Signalons que, sans surprise, Nicolas Sarkozy a de nouveau affirmé son intention de donner un tour de vis en matière de regroupement familial. Sans avancer toutefois de mesures concrètes. Tout juste a-t-il demandé aux autorités d'être plus attentives aux conditions de logement et de ressources exigées pour un regroupement familial et de s'assurer que l'étranger qui le sollicite « s'engage à prendre en charge tous les besoins de sa famille pendant une durée à déterminer » .

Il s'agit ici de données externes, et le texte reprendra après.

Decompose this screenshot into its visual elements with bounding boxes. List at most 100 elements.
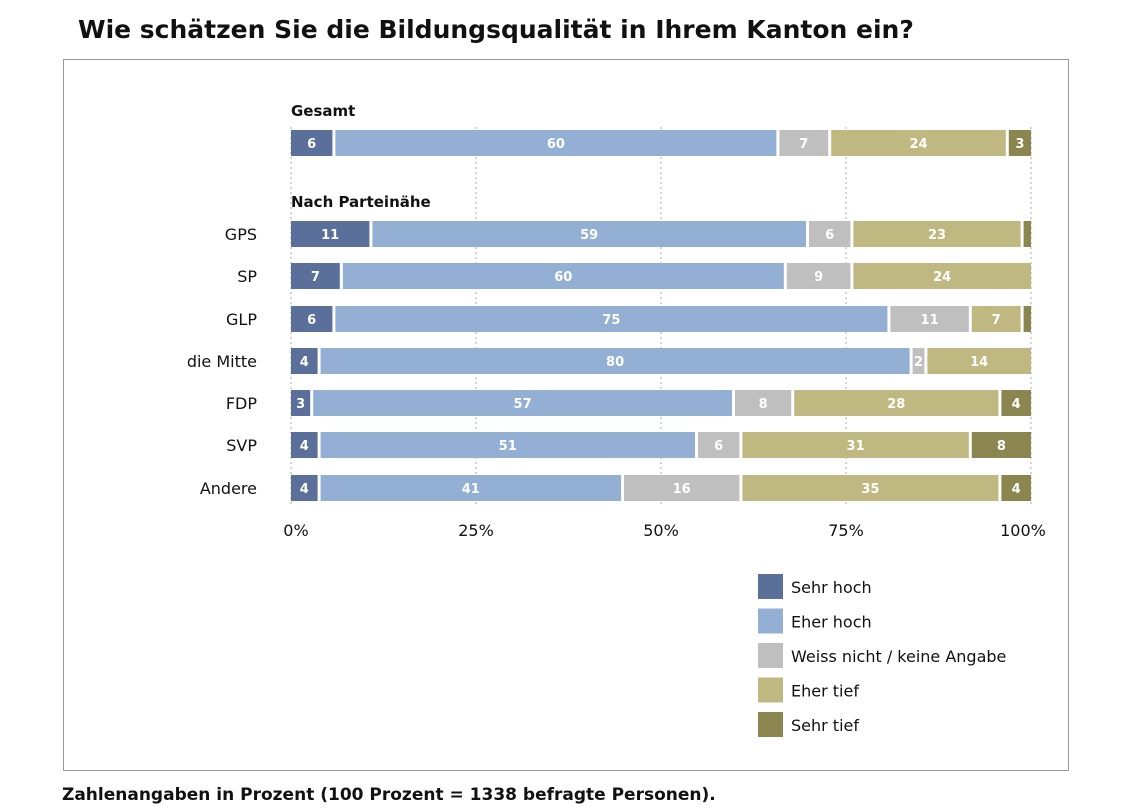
bar-segment [831, 130, 1006, 156]
legend-swatch [758, 643, 783, 668]
bar-segment [335, 306, 888, 332]
chart-frame [63, 59, 1069, 771]
data-label: 35 [861, 482, 879, 497]
x-tick-label: 0% [283, 521, 308, 540]
legend-label: Eher hoch [791, 613, 872, 632]
bar-segment [853, 221, 1021, 247]
legend-swatch [758, 574, 783, 599]
bar-segment [1023, 221, 1031, 247]
bar-segment [1008, 130, 1031, 156]
legend-label: Eher tief [791, 682, 859, 701]
data-label: 75 [602, 313, 620, 328]
data-label: 6 [825, 228, 834, 243]
bar-segment [1001, 390, 1031, 416]
bar-segment [291, 432, 318, 458]
bar-segment [742, 475, 999, 501]
data-label: 2 [914, 355, 923, 370]
bar-segment [320, 475, 621, 501]
bar-segment [372, 221, 806, 247]
bar-segment [853, 263, 1031, 289]
bar-segment [342, 263, 784, 289]
data-label: 9 [814, 270, 823, 285]
bar-segment [779, 130, 829, 156]
data-label: 41 [462, 482, 480, 497]
data-label: 6 [307, 313, 316, 328]
data-label: 3 [1015, 137, 1024, 152]
data-label: 6 [714, 439, 723, 454]
bar-segment [927, 348, 1031, 374]
x-tick-label: 25% [458, 521, 494, 540]
data-label: 7 [311, 270, 320, 285]
bar-segment [786, 263, 851, 289]
data-label: 24 [933, 270, 951, 285]
x-tick-label: 50% [643, 521, 679, 540]
bar-segment [291, 475, 318, 501]
legend-swatch [758, 608, 783, 634]
data-label: 4 [1012, 482, 1021, 497]
legend-swatch [758, 677, 783, 703]
data-label: 4 [300, 439, 309, 454]
x-tick-label: 100% [1000, 521, 1046, 540]
bar-segment [291, 348, 318, 374]
data-label: 51 [499, 439, 517, 454]
row-label: FDP [226, 394, 258, 413]
bar-segment [742, 432, 969, 458]
data-label: 11 [321, 228, 339, 243]
bar-segment [1001, 475, 1031, 501]
legend-label: Weiss nicht / keine Angabe [791, 647, 1006, 666]
data-label: 24 [909, 137, 927, 152]
bar-segment [320, 348, 910, 374]
data-label: 7 [992, 313, 1001, 328]
bar-segment [971, 306, 1021, 332]
bar-segment [291, 263, 340, 289]
data-label: 80 [606, 355, 624, 370]
legend-swatch [758, 712, 783, 737]
data-label: 28 [887, 397, 905, 412]
bar-segment [335, 130, 777, 156]
data-label: 4 [1012, 397, 1021, 412]
data-label: 31 [847, 439, 865, 454]
bar-segment [291, 130, 333, 156]
data-label: 57 [514, 397, 532, 412]
bar-segment [890, 306, 969, 332]
bar-segment [698, 432, 740, 458]
data-label: 7 [799, 137, 808, 152]
x-tick-label: 75% [828, 521, 864, 540]
data-label: 3 [296, 397, 305, 412]
bar-segment [912, 348, 925, 374]
data-label: 4 [300, 482, 309, 497]
data-label: 60 [547, 137, 565, 152]
data-label: 14 [970, 355, 988, 370]
data-label: 11 [921, 313, 939, 328]
bar-segment [624, 475, 740, 501]
bar-segment [735, 390, 792, 416]
data-label: 8 [997, 439, 1006, 454]
bar-segment [313, 390, 732, 416]
bar-segment [291, 221, 370, 247]
bar-segment [809, 221, 851, 247]
footnote: Zahlenangaben in Prozent (100 Prozent = … [62, 785, 716, 805]
bar-segment [1023, 306, 1031, 332]
data-label: 60 [554, 270, 572, 285]
group-heading: Gesamt [291, 102, 355, 120]
data-label: 16 [673, 482, 691, 497]
legend-label: Sehr tief [791, 716, 859, 735]
bar-segment [320, 432, 695, 458]
legend-label: Sehr hoch [791, 578, 872, 597]
bar-segment [971, 432, 1031, 458]
data-label: 59 [580, 228, 598, 243]
bar-segment [291, 306, 333, 332]
row-label: Andere [200, 479, 257, 498]
data-label: 8 [759, 397, 768, 412]
row-label: GPS [225, 225, 257, 244]
data-label: 4 [300, 355, 309, 370]
row-label: die Mitte [187, 352, 257, 371]
bar-segment [291, 390, 311, 416]
row-label: SVP [226, 436, 257, 455]
data-label: 23 [928, 228, 946, 243]
data-label: 6 [307, 137, 316, 152]
row-label: SP [237, 267, 257, 286]
row-label: GLP [226, 310, 257, 329]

Le ministre souhaite davantage de clarté concernant les chiffres de l'immigration. C'est pourquoi il a demandé aux préfectures de se doter rapidement de l'application AGDREF II, « un outil performant pour la gestion des titres de séjour », capable de fournir des « statistiques fiables ». De la même façon, il souhaite que le réseau consulaire dispose d'un tableau de bord « permettant, en temps réel, de mesurer, pour chaque pays d'origine, le nombre des demandes de visa, celui des visas accordés et, à terme, celui des retours des personnes ayant bénéficié d'un visa ». Nicolas Sarkozy a encore annoncé qu'une mission interministérielle mènerait, dès septembre, une réflexion pour évaluer les capacités d'accueil de la France et ses besoins. Ses conclusions sont attendues pour mars 2006. Pour sa part, le ministre présentera à l'automne, au Parlement, un rapport sur la politique de l'immigration.
Le ministre de l'Intérieur a également annoncé qu'il allait réformer le contrat d'accueil et d'intégration. Il s'agira notamment de faire du respect du contrat « la condition nécessaire de l'installation durable en France » mais aussi d' « enrichir le contenu des formations qui s'y rattachent ». « Une journée d'éducation civique, à laquelle peut s'ajouter une journée consacrée à la connaissance des services publics, c'est évidemment insuffisant », a-t-il affirmé. Il souhaite ainsi que l'apprentissage soit « prévu sur plusieurs journées , quitte à l'étaler dans le temps, en privilégiant la transmission de nos valeurs fondamentales - tout particulièrement l'égalité entre les hommes et les femmes ». Le ministre entend également « renforcer les exigences sur le plan linguistique » . Pour lui, en effet, « l'obligation d'apprentissage de la langue française [...] doit aussi porter sur la maîtrise de l'écrit ». Il demande en outre que le suivi des formations prévues par le contrat - instruction civique, pratique du français - fasse l'objet d'un test et soit récompensé par la délivrance d'un diplôme « qui pourrait constituer un premier passeport pour l'insertion dans la vie sociale et professionnelle ».